The current challenge in antibody discovery is extracting meaningful insights from enormous biological data sets. AI allows us to identify patterns across millions of antibody sequences, predict functional properties, and optimize molecules far more efficiently than was previously possible.

At Infinimmune, we've built an antibody language model trained on proprietary human antibody data sets. We use it to improve potency, manufacturability, formulation characteristics, and developability while preserving the advantages of human-native biology.

Importantly, AI doesn't replace biology. The most powerful combination is human biology plus computational intelligence. The future belongs to companies that can unite unique biological data sets with advanced AI capabilities to discover medicines that would otherwise remain hidden.

What differentiates next-generation immunology companies in an increasingly crowded landscape?

The next generation of immunology companies won't be defined by any single drug candidate. They'll be defined by something harder to replicate: the ability to uncover novel biology repeatedly and to translate it reliably into therapeutics. In my view that comes down to three capabilities:

  1. access to unique biological data
  2. the computational tools to make sense of it
  3. the discipline to execute in the clinic.

At Infinimmune, our differentiation starts upstream of all of that, with a human-first discovery engine. We discover antibodies directly from human immune systems, which lets us see biology that platforms built on animal models or synthetic libraries simply can't access. We then pair those insights with AI-driven optimization through our platform and focus the pipeline on high-value inflammatory and immunology targets.

The clearest signal that the approach works is the interest it's drawing from partners. Earlier this year we announced a multi-target antibody discovery collaboration with Merck. This indicates to us the industry's growing conviction in human-native antibody discovery. But the goal was never to develop a handful of medicines. It's to build a discovery engine that can generate a continuous pipeline of differentiated therapeutics.

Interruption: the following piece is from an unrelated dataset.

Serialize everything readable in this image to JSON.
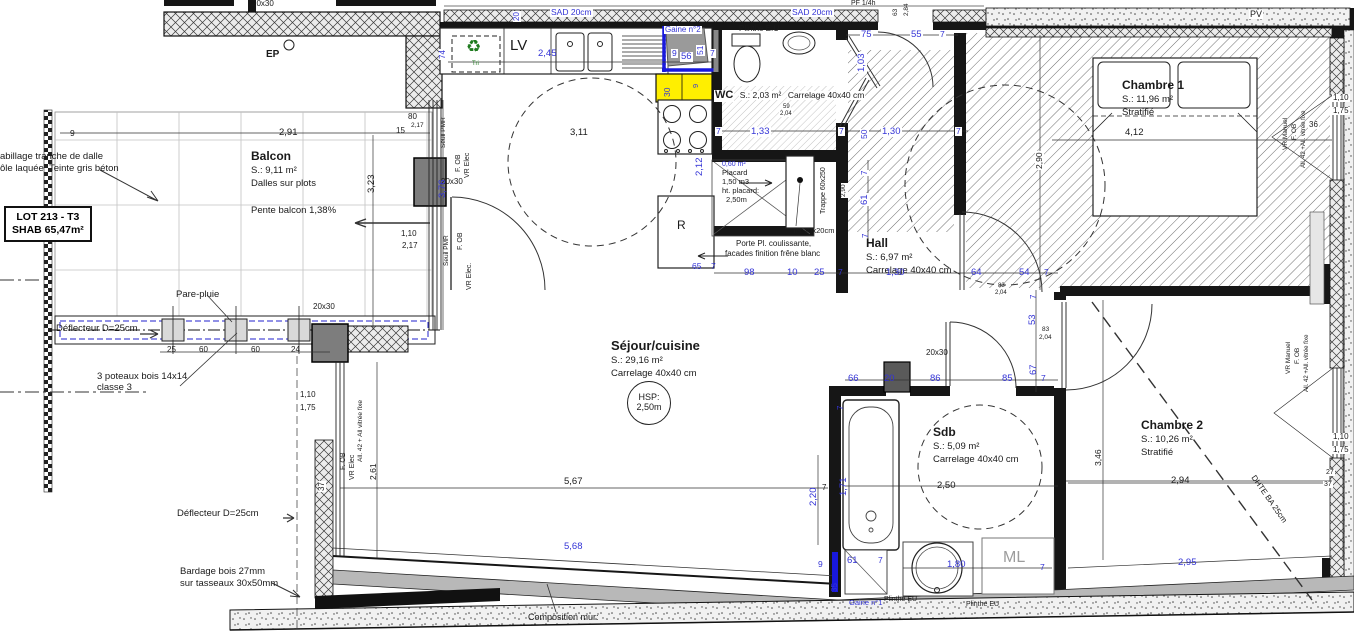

Ultimately, the companies that lead the next era of immunology will be the ones that can see biology others can't and turn what they see into real benefit for patients.

About The Expert

Srikanth Pendyala, MD, is chief medical officer of Infinimmune, where he leads clinical development and regulatory strategy across the company’s pipeline, including the advancement of IFX-101 and IFX-201 into the clinic. He brings more than 25 years of experience developing therapies for immunology, inflammation, fibrosis, respiratory, dermatology, and rare diseases. Prior to Infinimmune, Pendyala served as chief medical officer at several biotechnology companies, including Endeavor Biomedicines, and held senior clinical development roles at BridgeBio, Theravance Biopharma, Merck, and Roche/Genentech. He completed fellowships in allergy and immunology at Johns Hopkins University and The Ohio State University and has authored more than 30 peer-reviewed publications.